Acórdão nº 50234770720208210001 Tribunal de Justiça do Estado do Rio Grande do Sul, Sexta Câmara Cível, 30-06-2022

Data de Julgamento30 Junho 2022
ÓrgãoSexta Câmara Cível
Classe processualApelação
Número do processo50234770720208210001
Tribunal de OrigemTribunal de Justiça do RS
Tipo de documentoAcórdão

PODER JUDICIÁRIO

Documento:20002247373
Poder Judiciário
Tribunal de Justiça do Estado do Rio Grande do Sul

6ª Câmara Cível

Avenida Borges de Medeiros, 1565 - Porto Alegre/RS - CEP 90110-906

Apelação Cível Nº 5023477-07.2020.8.21.0001/RS

TIPO DE AÇÃO: Seguro

RELATORA: Desembargadora ELIZIANA DA SILVEIRA PEREZ

APELANTE: RAFAELA RONCELLI VIEIRA (AUTOR)

APELADO: AZUL COMPANHIA DE SEGUROS GERAIS (RÉU)

RELATÓRIO

RAFAELA RONCELLI VIEIRA interpôs Recurso de Apelação à sentença que, nos autos da Ação de Cobrança ajuizada em face de AZUL COMPANHIA DE SEGUROS GERAIS - GRUPO PORTO SEGUROS, julgou improcedentes os pedidos efetivados na inicial.

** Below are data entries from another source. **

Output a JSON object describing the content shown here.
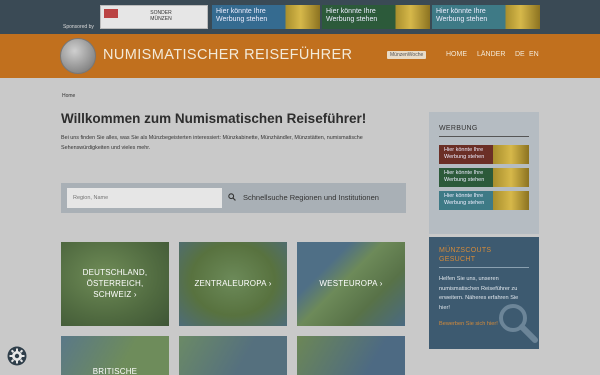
{
  "topbar": {
    "sponsored_label": "Sponsored by",
    "ad1_text": "SONDER\nMÜNZEN",
    "ad_text": "Hier könnte Ihre Werbung stehen"
  },
  "header": {
    "title": "NUMISMATISCHER REISEFÜHRER",
    "badge": "MünzenWoche",
    "nav": {
      "home": "HOME",
      "countries": "LÄNDER",
      "de": "DE",
      "en": "EN"
    }
  },
  "breadcrumb": "Home",
  "main": {
    "heading": "Willkommen zum Numismatischen Reiseführer!",
    "intro": "Bei uns finden Sie alles, was Sie als Münzbegeisterten interessiert: Münzkabinette, Münzhändler, Münzstätten, numismatische Sehenswürdigkeiten und vieles mehr."
  },
  "search": {
    "placeholder": "Region, Name",
    "label": "Schnellsuche Regionen und Institutionen"
  },
  "tiles": [
    {
      "label": "DEUTSCHLAND, ÖSTERREICH, SCHWEIZ"
    },
    {
      "label": "ZENTRALEUROPA"
    },
    {
      "label": "WESTEUROPA"
    },
    {
      "label": "BRITISCHE"
    }
  ],
  "sidebar": {
    "title": "WERBUNG",
    "ad_text": "Hier könnte Ihre Werbung stehen"
  },
  "scouts": {
    "title": "MÜNZSCOUTS GESUCHT",
    "text": "Helfen Sie uns, unseren numismatischen Reiseführer zu erweitern. Näheres erfahren Sie hier!",
    "link": "Bewerben Sie sich hier!"
  },
  "colors": {
    "header_bg": "#c1701e",
    "topbar_bg": "#3a4a55",
    "accent_orange": "#d38a3a",
    "scouts_bg": "#3d5a70"
  },
  "icons": [
    "search-icon",
    "chevron-right-icon",
    "gear-icon",
    "magnifier-icon",
    "coin-logo-icon",
    "flag-icon"
  ]
}
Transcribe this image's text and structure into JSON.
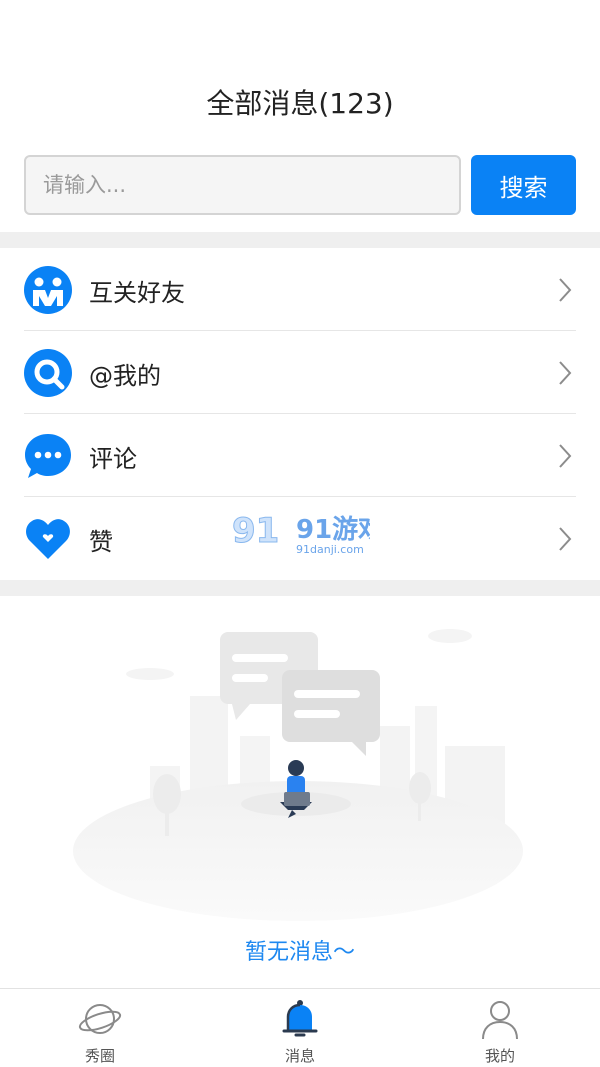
{
  "header": {
    "title": "全部消息(123)"
  },
  "search": {
    "placeholder": "请输入...",
    "button_label": "搜索"
  },
  "menu": {
    "items": [
      {
        "label": "互关好友",
        "icon": "mutual-friends-icon"
      },
      {
        "label": "@我的",
        "icon": "at-mention-icon"
      },
      {
        "label": "评论",
        "icon": "comment-icon"
      },
      {
        "label": "赞",
        "icon": "heart-icon"
      }
    ]
  },
  "empty_state": {
    "text": "暂无消息～"
  },
  "watermark": {
    "brand": "91游戏",
    "site": "91danji.com"
  },
  "tabbar": {
    "tabs": [
      {
        "label": "秀圈",
        "icon": "planet-icon",
        "active": false
      },
      {
        "label": "消息",
        "icon": "bell-icon",
        "active": true
      },
      {
        "label": "我的",
        "icon": "user-icon",
        "active": false
      }
    ]
  },
  "colors": {
    "accent": "#0A82F5",
    "divider": "#EFEFEF",
    "text": "#222222"
  }
}
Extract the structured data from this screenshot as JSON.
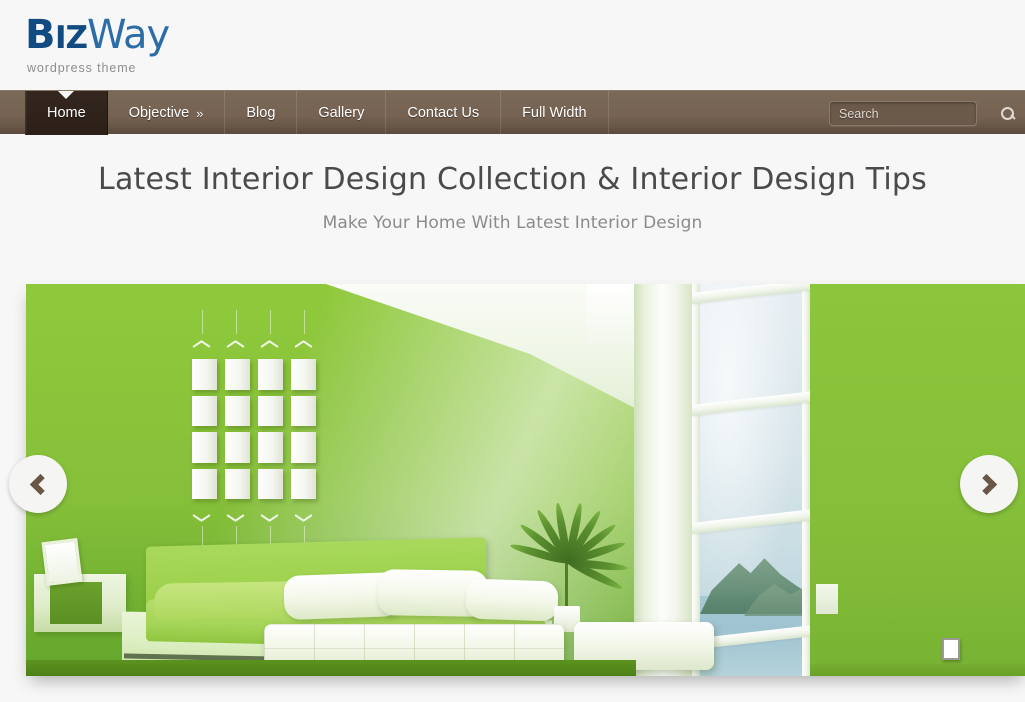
{
  "site": {
    "logo": {
      "part1_bold": "B",
      "part1_small": "IZ",
      "part2": "Way",
      "tagline": "wordpress theme"
    }
  },
  "nav": {
    "items": [
      {
        "label": "Home",
        "active": true,
        "caret": ""
      },
      {
        "label": "Objective",
        "active": false,
        "caret": "»"
      },
      {
        "label": "Blog",
        "active": false,
        "caret": ""
      },
      {
        "label": "Gallery",
        "active": false,
        "caret": ""
      },
      {
        "label": "Contact Us",
        "active": false,
        "caret": ""
      },
      {
        "label": "Full Width",
        "active": false,
        "caret": ""
      }
    ],
    "search": {
      "placeholder": "Search",
      "value": "",
      "icon": "search-icon"
    }
  },
  "hero": {
    "title": "Latest Interior Design Collection & Interior Design Tips",
    "subtitle": "Make Your Home With Latest Interior Design"
  },
  "slider": {
    "prev_icon": "chevron-left-icon",
    "next_icon": "chevron-right-icon",
    "slide_alt": "Green interior bedroom with white picture frame grid and window view"
  },
  "colors": {
    "page_background": "#f7f7f7",
    "nav_background": "#756252",
    "nav_active_background": "#2f231b",
    "logo_dark_blue": "#124a82",
    "logo_light_blue": "#2c6da8",
    "title_gray": "#4a4a4a",
    "subtitle_gray": "#8b8b8b",
    "slide_green": "#8fc33f",
    "arrow_chevron": "#6a5646"
  }
}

Na referida ação, a parte autora, ora apelante, postulou a condenação da demandada ao pagamento de indenização securitária, decorrente de contrato de seguro de veículo, diante de sinistro ocorrido na data de 08.12.2019, conduzido por Manuela de Oliveira, do qual sobreveio perda total. A seguradora negou a cobertura, sob o fundamento de que foi verificado o agravamento do risco, pois constatada a embriaguez da condutora.

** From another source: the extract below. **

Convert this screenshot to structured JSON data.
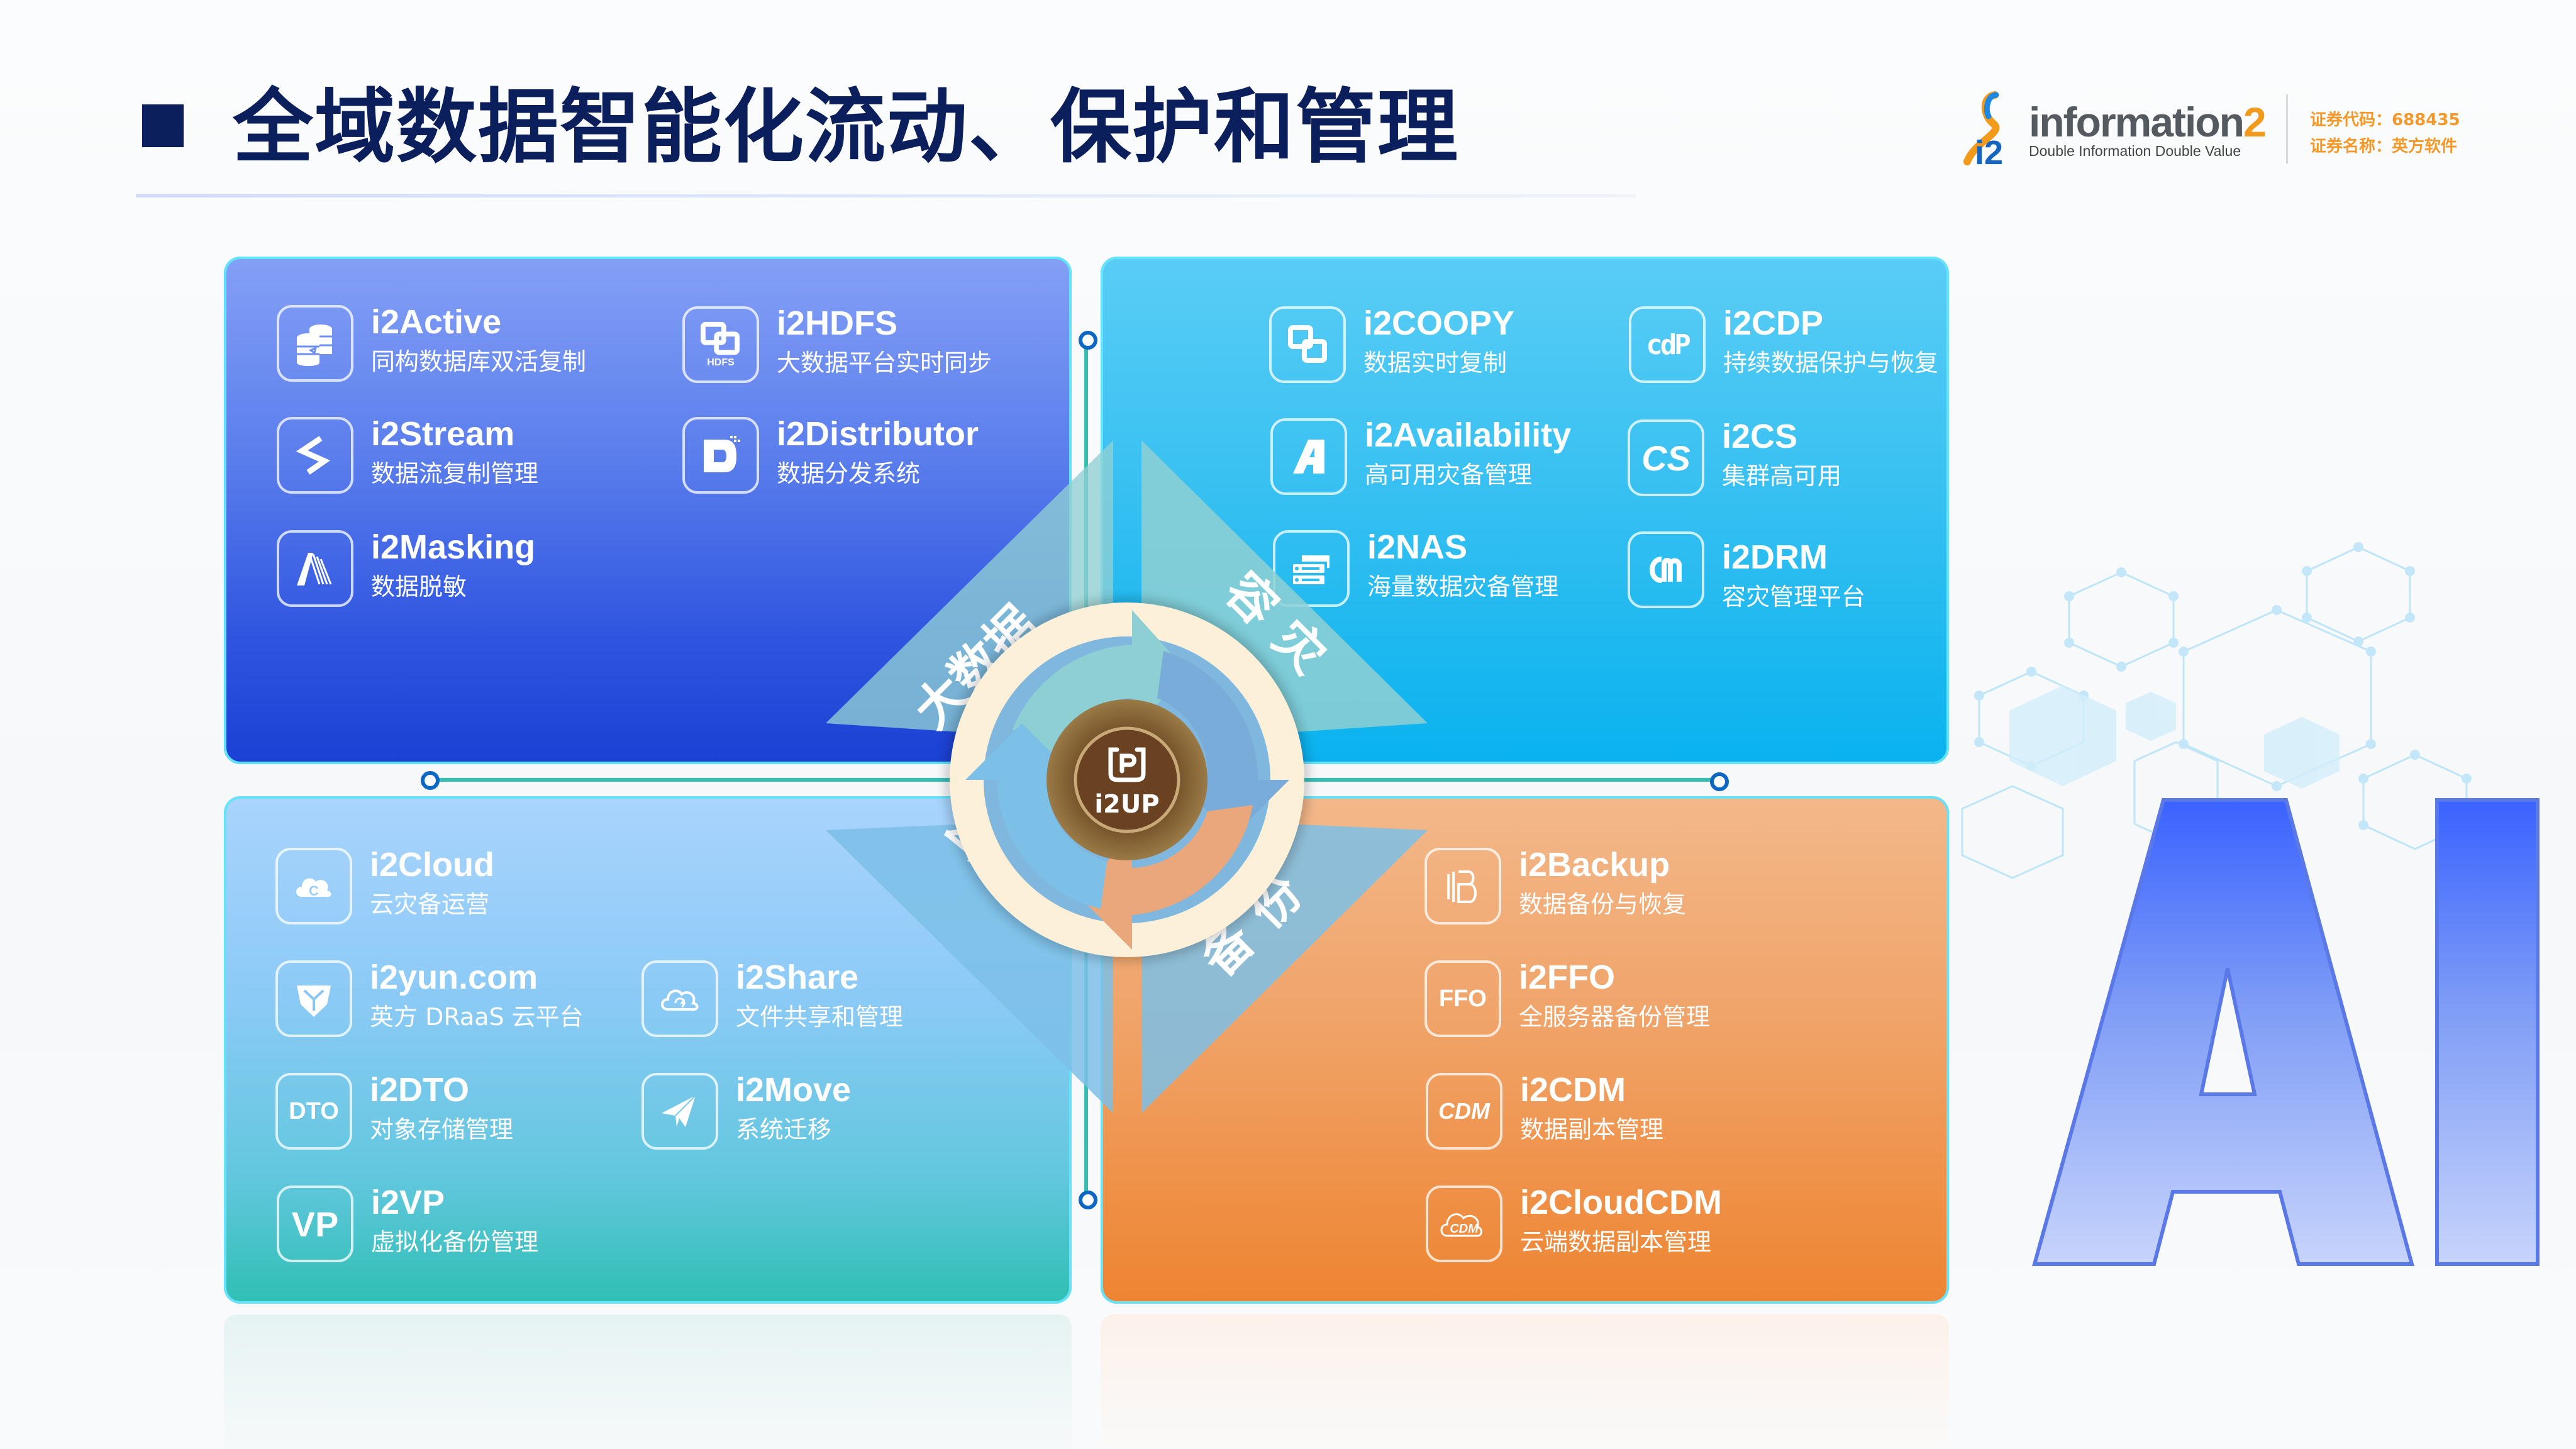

Nas razões de apelação (evento 119), postulou a reforma da sentença, referindo que a condutora não realizou ingestão de qualquer tipo de bebida alcoólica, o que foi comprovado pela prova testemunhal produzida. Que a testemunha Jan Carlini Berna, devidamente compromissada, aduziu que esteve com a condutora a noite toda, e que aquela teria mencionado que não iria ingerir bebida pelo fato de estar dirigindo, sendo que estava em estado lúcido quando da despedida. No mesmo sentido, referiu ter sido o depoimento de Luana Sirlei Valdameri, explicitando que o policial Guilherme apenas ratificou o que havia registrado no boletim de ocorrência, não recordando precisamente dos fatos. Destacou que o ofício acostado aos autos demonstra o auto de infração, não assinado pela condutora do veículo, e que, quando questionado o policial sobre tal fato, referiu que, provavelmente, sobreveio a recusa da condutora em assiná-lo. Que o policial não se lembrava dos fatos ocorridos. Que apenas consta no boletim uma característica de embriaguez - hálito etílico -, o que evidencia a ausência de alteração do estado anímico da condutora. Argumentou que o suposto estado de alcoolemia não teria sido determinante para a ocorrência do acidente. Destacou que o depoimento do policial é contraditório, pois referiu que a condutora chegou a parar na blitz, e depois teria se evadido do local, sendo que, no boletim de ocorrência, consta que a condutora teria desobedecido a ordem de parada. Expôs que não foi realizado nenhum exame capaz de atestar o estado de embriaguez, tendo a condutora sido hospitalizada imediatamente após o acidente, inexistindo qualquer informação, no respectivo prontuário, acerca do suposto estado de embriaguez. Colacionou precedentes jurisprudenciais. Articulou que a informação contida no boletim de ocorrência, de que a condutora teria se negado a realizar o teste do bafômetro, confrontada com o relato de que havia apenas uma característica de embriaguez, além de não ser suficiente para comprovar o estado de embriaguez, demonstra inexistir alteração do estado anímico da condutora, corroborando que tal não seria o fator preponderante para a ocorrência do sinistro, o que não foi comprovado pela seguradora.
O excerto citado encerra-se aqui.